OpenBook Plugin: Coding in PHP
- When You Link to a Book, Do You Link to Amazon, LibraryThing, WorldCat, or What?
- Four Big Libraries: I Pick OpenLibrary
- OpenBook Plugin: Requirements
- OpenBook Plugin: The Open Library API
- OpenBook Plugin: Coding in PHP
- OpenBook Plugin: Grabbing the Book Data
- OpenBook Plugin: Let There Be Cover Images!
- OpenBook Plugin: The Importance of Linking to Publisher Websites
- OpenBook Plugin: Graphic Design
- OpenBook Plugin: Hooking into WordPress
- OpenBook Plugin: Now Accepting Arguments, and Beta Testers
- OpenBook Beta Release!
In the previous post, I retrieved book data in my browser using the API of Open Library. In this post, I capture that data in PHP. I’m not going to try to teach PHP, just give you a feel for how it works.

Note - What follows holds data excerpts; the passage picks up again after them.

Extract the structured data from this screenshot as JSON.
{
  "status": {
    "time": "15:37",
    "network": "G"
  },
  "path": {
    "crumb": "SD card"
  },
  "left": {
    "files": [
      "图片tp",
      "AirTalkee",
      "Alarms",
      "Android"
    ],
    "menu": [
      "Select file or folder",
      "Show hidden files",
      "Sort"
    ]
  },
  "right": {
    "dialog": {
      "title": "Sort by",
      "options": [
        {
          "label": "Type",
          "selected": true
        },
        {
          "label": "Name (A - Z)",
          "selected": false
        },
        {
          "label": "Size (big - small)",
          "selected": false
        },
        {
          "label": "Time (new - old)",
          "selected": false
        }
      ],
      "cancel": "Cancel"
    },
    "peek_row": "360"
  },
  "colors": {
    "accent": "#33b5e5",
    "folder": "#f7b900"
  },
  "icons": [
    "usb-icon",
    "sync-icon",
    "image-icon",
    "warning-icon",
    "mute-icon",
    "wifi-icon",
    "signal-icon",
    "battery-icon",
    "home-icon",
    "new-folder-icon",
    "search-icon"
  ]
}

I will perform three steps. First, I define a variable, “$url”, that matches the API URL created in the last post. Second, I pass the URL to a PHP function, “file_get_contents”; this function scoops the book data from OpenLibrary and places it in another variable, $bookdata. In the next post, I will use PHP to select specific values from that variable, but for now I’m just going to print everything to the screen using the PHP “echo” function. Here’s the code:
$url = “http://openlibrary.org/api/get?key=/b/OL3674869M&text=true&prettyprint=true”;
$bookdata = file_get_contents($url);
echo $bookdata;
PHP code has to be wrapped in opening and closing tags in order for it to run. I have not done that here so you can view the code. If you click here, a page will open that contains the same code with the required tags. You will not see the code there. It will be processed on the server and display the book data, the same data you saw in the last post. The difference is that it has been captured in PHP so I can start programming it. In the next post, I will use PHP to select values from the book data, the ones that will be displayed in blog posts. There’s a trick to that, but PHP makes it easy.
Note. If you want to code PHP on your WordPress server, and you have purchased a website from a host for your WordPress installation, then you are ready to go. You can code PHP in text files with a .php extension right on your web server. I am coding right in my WordPress posts, but that required a plugin, Exec-PHP.